Objectives. To determine whether an adenovirus-mediated p53 gene (Ad5CMV-p53) transfer enhances cisplatin cytotoxicity in vitro and whether Ad5CMV-p53 and cisplatin synergistically inhibit growth and metastasis in vivo using human bladder cancer KoTCC-1 cells. Methods. MTT assays and DNA fragmentation assays were used to examine the effects of treatment with Ad5CMV-p53 and/or cisplatin on growth inhibition and induction of apoptosis, respectively, in KoTCC-1 cells.
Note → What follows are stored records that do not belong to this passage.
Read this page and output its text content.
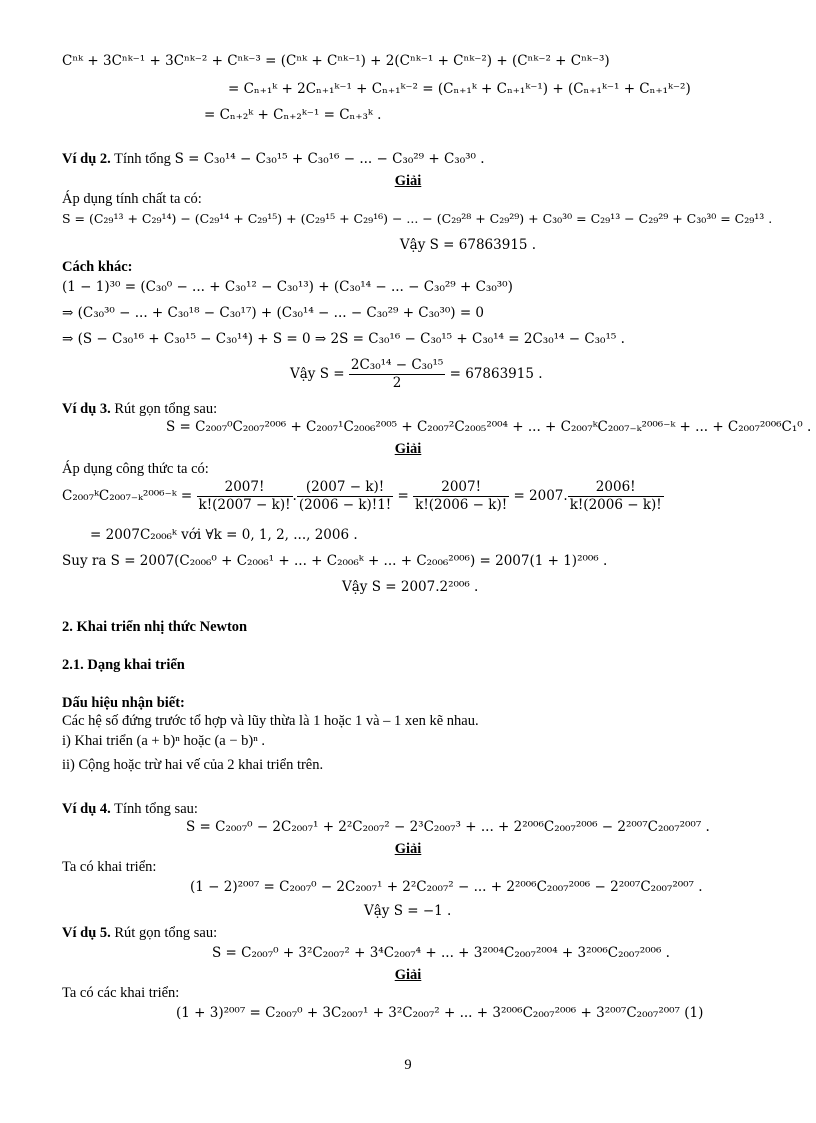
Cⁿᵏ + 3Cⁿᵏ⁻¹ + 3Cⁿᵏ⁻² + Cⁿᵏ⁻³ = (Cⁿᵏ + Cⁿᵏ⁻¹) + 2(Cⁿᵏ⁻¹ + Cⁿᵏ⁻²) + (Cⁿᵏ⁻² + Cⁿᵏ⁻³)
= Cₙ₊₁ᵏ + 2Cₙ₊₁ᵏ⁻¹ + Cₙ₊₁ᵏ⁻² = (Cₙ₊₁ᵏ + Cₙ₊₁ᵏ⁻¹) + (Cₙ₊₁ᵏ⁻¹ + Cₙ₊₁ᵏ⁻²)
= Cₙ₊₂ᵏ + Cₙ₊₂ᵏ⁻¹ = Cₙ₊₃ᵏ .
Ví dụ 2. Tính tổng S = C₃₀¹⁴ − C₃₀¹⁵ + C₃₀¹⁶ − ... − C₃₀²⁹ + C₃₀³⁰ .
Giải
Áp dụng tính chất ta có:
S = (C₂₉¹³ + C₂₉¹⁴) − (C₂₉¹⁴ + C₂₉¹⁵) + (C₂₉¹⁵ + C₂₉¹⁶) − ... − (C₂₉²⁸ + C₂₉²⁹) + C₃₀³⁰ = C₂₉¹³ − C₂₉²⁹ + C₃₀³⁰ = C₂₉¹³ .
Vậy S = 67863915 .
Cách khác:
(1 − 1)³⁰ = (C₃₀⁰ − ... + C₃₀¹² − C₃₀¹³) + (C₃₀¹⁴ − ... − C₃₀²⁹ + C₃₀³⁰)
⇒ (C₃₀³⁰ − ... + C₃₀¹⁸ − C₃₀¹⁷) + (C₃₀¹⁴ − ... − C₃₀²⁹ + C₃₀³⁰) = 0
⇒ (S − C₃₀¹⁶ + C₃₀¹⁵ − C₃₀¹⁴) + S = 0 ⇒ 2S = C₃₀¹⁶ − C₃₀¹⁵ + C₃₀¹⁴ = 2C₃₀¹⁴ − C₃₀¹⁵ .
Vậy $S = \frac{\text{2C₃₀¹⁴ − C₃₀¹⁵}}{2} = 67863915$ .
Ví dụ 3. Rút gọn tổng sau:
S = C₂₀₀₇⁰C₂₀₀₇²⁰⁰⁶ + C₂₀₀₇¹C₂₀₀₆²⁰⁰⁵ + C₂₀₀₇²C₂₀₀₅²⁰⁰⁴ + ... + C₂₀₀₇ᵏC₂₀₀₇₋ₖ²⁰⁰⁶⁻ᵏ + ... + C₂₀₀₇²⁰⁰⁶C₁⁰ .
Giải
Áp dụng công thức ta có:
C₂₀₀₇ᵏC₂₀₀₇₋ₖ²⁰⁰⁶⁻ᵏ = $\frac{2007!}{k!(2007 - k)!}$ . $\frac{(2007 - k)!}{(2006 - k)!1!} = \frac{2007!}{k!(2006 - k)!} = 2007$. $\frac{2006!}{k!(2006 - k)!}$
= 2007C₂₀₀₆ᵏ với ∀k = 0, 1, 2, ..., 2006 .
Suy ra S = 2007(C₂₀₀₆⁰ + C₂₀₀₆¹ + ... + C₂₀₀₆ᵏ + ... + C₂₀₀₆²⁰⁰⁶) = 2007(1 + 1)²⁰⁰⁶ .
Vậy S = 2007.2²⁰⁰⁶ .
2. Khai triển nhị thức Newton
2.1. Dạng khai triển
Dấu hiệu nhận biết:
Các hệ số đứng trước tổ hợp và lũy thừa là 1 hoặc 1 và – 1 xen kẽ nhau.
i) Khai triển (a + b)ⁿ hoặc (a − b)ⁿ .
ii) Cộng hoặc trừ hai vế của 2 khai triển trên.
Ví dụ 4. Tính tổng sau:
S = C₂₀₀₇⁰ − 2C₂₀₀₇¹ + 2²C₂₀₀₇² − 2³C₂₀₀₇³ + ... + 2²⁰⁰⁶C₂₀₀₇²⁰⁰⁶ − 2²⁰⁰⁷C₂₀₀₇²⁰⁰⁷ .
Giải
Ta có khai triển:
(1 − 2)²⁰⁰⁷ = C₂₀₀₇⁰ − 2C₂₀₀₇¹ + 2²C₂₀₀₇² − ... + 2²⁰⁰⁶C₂₀₀₇²⁰⁰⁶ − 2²⁰⁰⁷C₂₀₀₇²⁰⁰⁷ .
Vậy S = −1 .
Ví dụ 5. Rút gọn tổng sau:
S = C₂₀₀₇⁰ + 3²C₂₀₀₇² + 3⁴C₂₀₀₇⁴ + ... + 3²⁰⁰⁴C₂₀₀₇²⁰⁰⁴ + 3²⁰⁰⁶C₂₀₀₇²⁰⁰⁶ .
Giải
Ta có các khai triển:
(1 + 3)²⁰⁰⁷ = C₂₀₀₇⁰ + 3C₂₀₀₇¹ + 3²C₂₀₀₇² + ... + 3²⁰⁰⁶C₂₀₀₇²⁰⁰⁶ + 3²⁰⁰⁷C₂₀₀₇²⁰⁰⁷ (1)
9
The efficacies of combined Ad5CMV-p53 and/or cisplatin therapy against growth and metastasis of KoTCC-1 tumors were assessed using subcutaneous and orthotopic tumor cell injection models. Results, Ad5CMV-p53 substantially enhanced cisplatin chemosensitivity in a dose-dependent manner, reducing the median IC50 by more than 50%. Characteristic apoptotic DNA laddering was induced by the combination of sublethal doses of Ad5CMV-p53 and cisplatin, but not by either agent alone. Furthermore, combined Ad5CMV-p53 and cisplatin therapy synergistically inhibited growth of subcutaneous KoTCC-1 tumors and the incidence of metastasis after orthotopic injection. Conclusions. These findings illustrate that combined treatment with Ad5CMV-p53 and cisplatin could be an attractive strategy for inhibiting progression of bladder cancer through effective induction of apoptosis. UROLOGY 56: 332-336, 2000. (C) 2000, Elsevier Science Inc.